A ghastly feeling immediately takes hold upon introduction to the Black Testament. As the pages turn, the body is slowly sucked in and encapsulated in darkness. Rigidity is felt in the hands and the stomach as the sounds begin contracting their heavy grip around the intestines. All of a sudden a cold chill and a familiar transfixing energy are felt. The dynamism of obscurity and decay, the recollection of life lost.
As one song bends to the next, the progression follows a journey heavy with rapacious vocals that ignite a fear that’s both disquieting and apocalyptic. As 'Carving A Temple' progresses, so begins a walk down a spiral staircase of unimaginable expanse. This descent is both dark and dreary alike, reminiscent of something unknown and unsettling. The drums create a storm and the guitars weep, the atmosphere grows darker and darker.

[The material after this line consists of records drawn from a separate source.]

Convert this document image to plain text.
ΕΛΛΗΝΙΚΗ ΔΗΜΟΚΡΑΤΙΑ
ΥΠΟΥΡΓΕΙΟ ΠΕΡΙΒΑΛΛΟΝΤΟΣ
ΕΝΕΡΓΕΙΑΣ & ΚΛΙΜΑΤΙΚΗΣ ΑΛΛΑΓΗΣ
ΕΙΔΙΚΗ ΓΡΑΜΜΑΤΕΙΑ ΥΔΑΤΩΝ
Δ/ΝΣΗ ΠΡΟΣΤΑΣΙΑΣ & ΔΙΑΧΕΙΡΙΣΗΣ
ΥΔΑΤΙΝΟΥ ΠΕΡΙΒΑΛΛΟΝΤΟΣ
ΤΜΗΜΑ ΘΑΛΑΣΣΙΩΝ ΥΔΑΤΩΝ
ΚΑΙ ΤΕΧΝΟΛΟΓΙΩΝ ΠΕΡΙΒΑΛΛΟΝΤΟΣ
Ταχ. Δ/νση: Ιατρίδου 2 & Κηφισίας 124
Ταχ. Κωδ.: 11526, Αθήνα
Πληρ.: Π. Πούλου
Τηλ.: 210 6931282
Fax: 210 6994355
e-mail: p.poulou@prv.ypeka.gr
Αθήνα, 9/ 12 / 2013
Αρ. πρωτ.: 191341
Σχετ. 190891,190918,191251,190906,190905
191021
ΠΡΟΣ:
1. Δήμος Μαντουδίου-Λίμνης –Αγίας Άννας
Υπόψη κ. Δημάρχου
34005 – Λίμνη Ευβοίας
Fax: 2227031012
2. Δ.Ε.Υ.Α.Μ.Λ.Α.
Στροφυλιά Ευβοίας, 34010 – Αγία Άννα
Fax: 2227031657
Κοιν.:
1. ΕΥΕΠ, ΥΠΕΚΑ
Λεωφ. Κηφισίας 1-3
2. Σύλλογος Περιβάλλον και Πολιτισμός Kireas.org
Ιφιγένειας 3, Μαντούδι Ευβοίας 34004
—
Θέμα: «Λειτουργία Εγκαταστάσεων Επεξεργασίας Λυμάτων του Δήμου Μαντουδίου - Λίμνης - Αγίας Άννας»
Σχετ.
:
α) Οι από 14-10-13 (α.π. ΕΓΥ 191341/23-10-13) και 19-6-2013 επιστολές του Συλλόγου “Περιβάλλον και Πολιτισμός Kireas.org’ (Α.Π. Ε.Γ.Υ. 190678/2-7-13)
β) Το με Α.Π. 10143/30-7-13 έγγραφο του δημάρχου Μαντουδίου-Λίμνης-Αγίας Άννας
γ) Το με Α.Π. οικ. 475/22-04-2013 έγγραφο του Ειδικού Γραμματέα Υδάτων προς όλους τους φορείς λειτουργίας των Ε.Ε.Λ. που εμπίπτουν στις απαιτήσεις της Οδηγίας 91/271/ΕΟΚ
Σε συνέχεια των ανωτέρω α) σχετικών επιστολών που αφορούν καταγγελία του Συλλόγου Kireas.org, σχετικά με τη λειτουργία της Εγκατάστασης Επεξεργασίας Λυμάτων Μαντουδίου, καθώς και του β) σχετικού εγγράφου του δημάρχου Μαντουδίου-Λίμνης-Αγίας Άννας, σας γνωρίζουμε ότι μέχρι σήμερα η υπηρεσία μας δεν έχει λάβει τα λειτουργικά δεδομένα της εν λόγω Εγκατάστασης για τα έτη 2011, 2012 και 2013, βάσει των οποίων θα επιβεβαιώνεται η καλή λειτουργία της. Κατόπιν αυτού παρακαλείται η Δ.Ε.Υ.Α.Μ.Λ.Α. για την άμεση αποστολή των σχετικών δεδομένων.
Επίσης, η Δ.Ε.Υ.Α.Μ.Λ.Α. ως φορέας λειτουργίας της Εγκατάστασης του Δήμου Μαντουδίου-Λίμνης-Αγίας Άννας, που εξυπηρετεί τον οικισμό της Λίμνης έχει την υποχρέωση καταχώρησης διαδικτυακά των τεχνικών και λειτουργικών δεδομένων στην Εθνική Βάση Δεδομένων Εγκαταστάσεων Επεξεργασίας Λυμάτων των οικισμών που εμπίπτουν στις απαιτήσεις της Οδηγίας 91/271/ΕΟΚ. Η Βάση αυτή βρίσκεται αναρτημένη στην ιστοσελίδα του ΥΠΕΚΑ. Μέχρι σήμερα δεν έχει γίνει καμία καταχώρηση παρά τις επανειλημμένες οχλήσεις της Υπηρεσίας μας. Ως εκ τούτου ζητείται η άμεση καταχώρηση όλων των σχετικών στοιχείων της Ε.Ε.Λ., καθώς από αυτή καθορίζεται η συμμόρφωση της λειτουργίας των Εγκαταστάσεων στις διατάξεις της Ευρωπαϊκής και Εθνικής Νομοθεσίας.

‘Eyes of the Earth’ strikes with an eeriness that feels as though you’re being watched from afar, like an ominous being is burning a hole in your back. With a guitar sound that almost screams, a grimacing scene is painted. The album closes with ‘Black Testament,’ a song that winds and weaves in haunting tempos that guide the listener to the end, unleashing the hammering that closes the book.
This album as a whole will delight the tastes of someone with a thirst for Dissection (only more raw), Watain, Sorhin, or Craft. Hailing from Sweden, this is the bands 7th full length in follow-up to their last release, Wrath Upon the Earth. Svartsyn is a Swedish word for “pessimism,” and the gloom and blackened ghastliness of this album holds true to that meaning.